With 800,000 people displaced by the fighting, the International Committee of the Red Cross (ICRC) criticised what it called the "unacceptable" humanitarian situation in Lebanon.
"Much more has to be done by Israeli forces... to protect and spare civilians in the conduct of military operations," said Pierre Kraehenbuehl, the ICRC's director of operations, at the same time criticising Hezbollah's firing of rockets at civilian areas.
He also said the ICRC had not received any positive response from Hezbollah in response to its request to visit the two abducted Israeli soldiers.
International medical charity Medecins Sans Frontieres (MSF, Doctors Without Borders) said Israel's promised humanitarian aid corridors in south Lebanon were an illusion.
"In effect there is no real humanitarian access in the south, the international community is deluding itself with talk of humanitarian corridors," its operations chief Christopher Stokes told reporters in Beirut.
Despite Asian and European Union calls for a halt to fighting, Bush again warned against what he called "fake peace".
Setting a different pace, French President Jacques Chirac said Friday he wanted a UN resolution calling for an immediate truce adopted "as quickly as possible".
Bush's position reinforced the stance adopted -- despite Arab protests -- at an international conference in Rome Wednesday.
Israel seized on that refusal to call for a quick truce as a green light to press on with its offensive.
But that claim was dismissed Friday as "outrageous" by Washington, in its strongest open criticism of Israel yet during the conflict.
Israeli attacks on south Lebanon Friday killed 10 more civilians, including a Jordanian, while fierce clashes flared between Israeli troops and Hezbollah militants around the flashpoint town of Bint Jbeil.
Army chief Dan Halutz on Thursday claimed that "enormous" damage had been inflicted on Hezbollah with hundreds of its fighters hit.

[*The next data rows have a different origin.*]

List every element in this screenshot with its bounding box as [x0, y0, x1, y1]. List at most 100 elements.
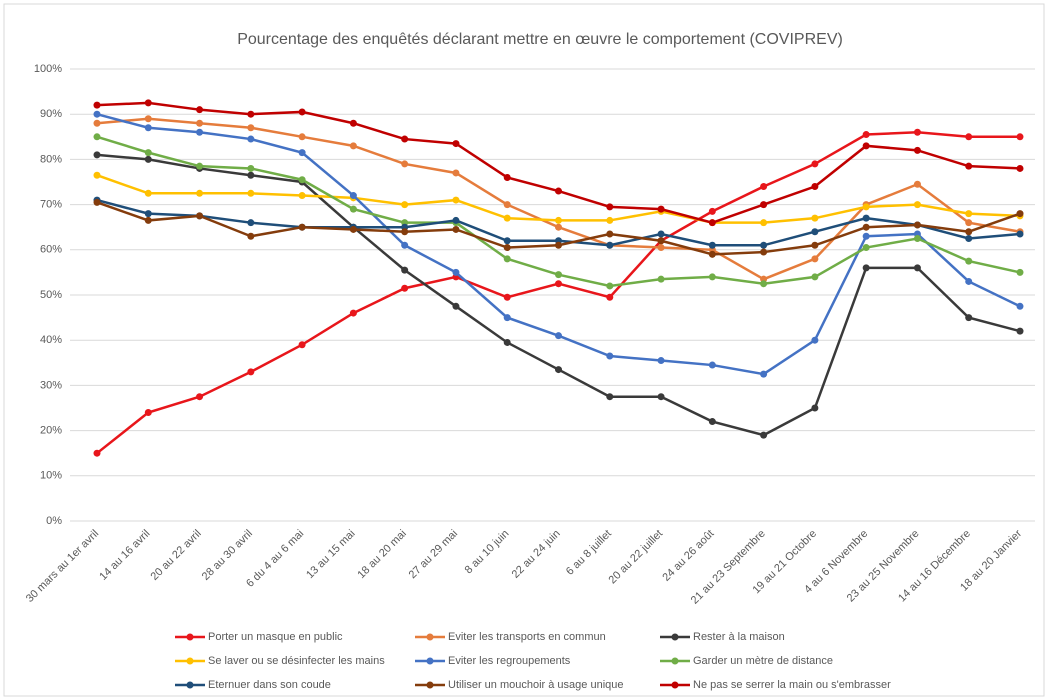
point	[298, 223, 306, 231]
point	[503, 173, 511, 181]
point	[247, 135, 255, 143]
point	[965, 162, 973, 170]
point	[298, 192, 306, 200]
point	[196, 128, 204, 136]
point	[503, 293, 511, 301]
point	[196, 119, 204, 127]
point	[503, 237, 511, 245]
point	[1016, 268, 1024, 276]
point	[144, 216, 152, 224]
point	[452, 225, 460, 233]
point	[657, 244, 665, 252]
y-tick-label: 30%	[40, 379, 62, 391]
point	[862, 223, 870, 231]
point	[555, 241, 562, 249]
point	[862, 142, 870, 150]
point	[196, 212, 204, 220]
point	[247, 110, 255, 118]
point	[606, 216, 614, 224]
y-tick-label: 70%	[40, 199, 62, 211]
point	[811, 160, 819, 168]
point	[606, 282, 614, 290]
legend-label: Rester à la maison	[693, 631, 785, 643]
point	[965, 257, 973, 265]
point	[401, 135, 409, 143]
point	[811, 228, 819, 236]
point	[862, 232, 870, 240]
point	[760, 280, 768, 288]
point	[298, 108, 306, 116]
point	[452, 169, 460, 177]
point	[298, 133, 306, 141]
point	[93, 101, 101, 109]
point	[606, 352, 614, 360]
y-tick-label: 0%	[46, 515, 62, 527]
legend-marker	[671, 681, 679, 689]
point	[760, 370, 768, 378]
legend-label: Porter un masque en public	[208, 631, 343, 643]
point	[555, 280, 562, 288]
y-tick-label: 90%	[40, 108, 62, 120]
point	[606, 393, 614, 401]
point	[196, 189, 204, 197]
point	[1016, 133, 1024, 141]
point	[144, 99, 152, 107]
point	[862, 131, 870, 139]
point	[401, 228, 409, 236]
point	[503, 201, 511, 209]
point	[349, 225, 357, 233]
point	[247, 219, 255, 227]
point	[708, 250, 716, 258]
point	[349, 192, 357, 200]
legend-marker	[426, 681, 434, 689]
point	[913, 146, 921, 154]
y-tick-label: 10%	[40, 470, 62, 482]
point	[913, 180, 921, 188]
legend-marker	[671, 657, 679, 665]
legend-label: Se laver ou se désinfecter les mains	[208, 655, 385, 667]
point	[452, 302, 460, 310]
point	[247, 164, 255, 172]
point	[452, 140, 460, 148]
y-tick-label: 80%	[40, 153, 62, 165]
legend-marker	[186, 681, 194, 689]
point	[1016, 327, 1024, 335]
point	[708, 241, 716, 249]
point	[965, 228, 973, 236]
point	[965, 133, 973, 141]
legend-marker	[186, 633, 194, 641]
point	[555, 332, 562, 340]
point	[298, 149, 306, 157]
point	[1016, 230, 1024, 238]
point	[1016, 210, 1024, 218]
point	[93, 198, 101, 206]
point	[144, 115, 152, 123]
point	[247, 368, 255, 376]
point	[708, 361, 716, 369]
y-tick-label: 100%	[34, 63, 62, 75]
y-tick-label: 40%	[40, 334, 62, 346]
point	[811, 273, 819, 281]
point	[452, 216, 460, 224]
point	[760, 431, 768, 439]
legend-label: Eternuer dans son coude	[208, 679, 331, 691]
point	[555, 187, 562, 195]
point	[555, 223, 562, 231]
point	[93, 110, 101, 118]
point	[93, 171, 101, 179]
point	[401, 241, 409, 249]
point	[503, 255, 511, 263]
point	[401, 201, 409, 209]
point	[913, 128, 921, 136]
point	[811, 336, 819, 344]
point	[401, 160, 409, 168]
point	[965, 235, 973, 242]
point	[144, 149, 152, 157]
point	[657, 393, 665, 401]
point	[247, 124, 255, 132]
point	[606, 230, 614, 238]
point	[555, 366, 562, 374]
point	[144, 409, 152, 417]
legend-label: Garder un mètre de distance	[693, 655, 833, 667]
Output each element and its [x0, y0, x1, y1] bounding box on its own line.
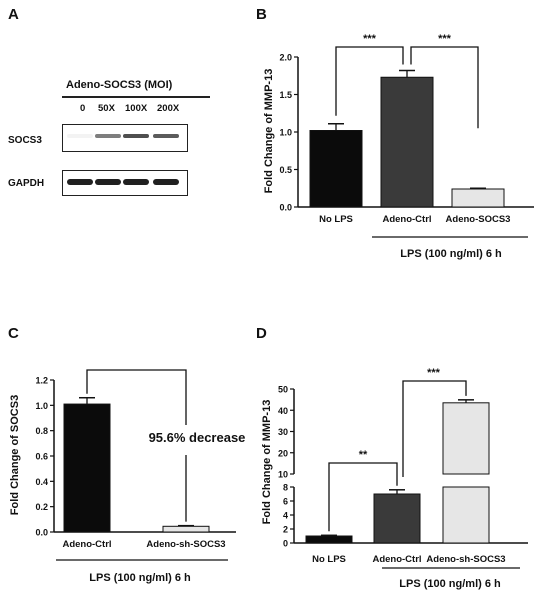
chart-d-group-label: LPS (100 ng/ml) 6 h	[399, 578, 501, 590]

A total of 51 Israelis have died in cross-border fighting, most of them soldiers. The government has ordered the mobilisation of three divisions of reservists -- as many as 30,000 more troops, although it said it has decided to limit its ground offensives.
In the Gaza Strip, where Israel is engaged in another assault to retrieve a third captured serviceman, two people were killed on Friday, bringing the death toll from the month-old offensive to at least 145 Palestinians and one Israeli.
The army said two Israeli children were lightly wounded on Friday when a rocket fired from the Gaza Strip landed on the southern Israeli town of Ashkelon.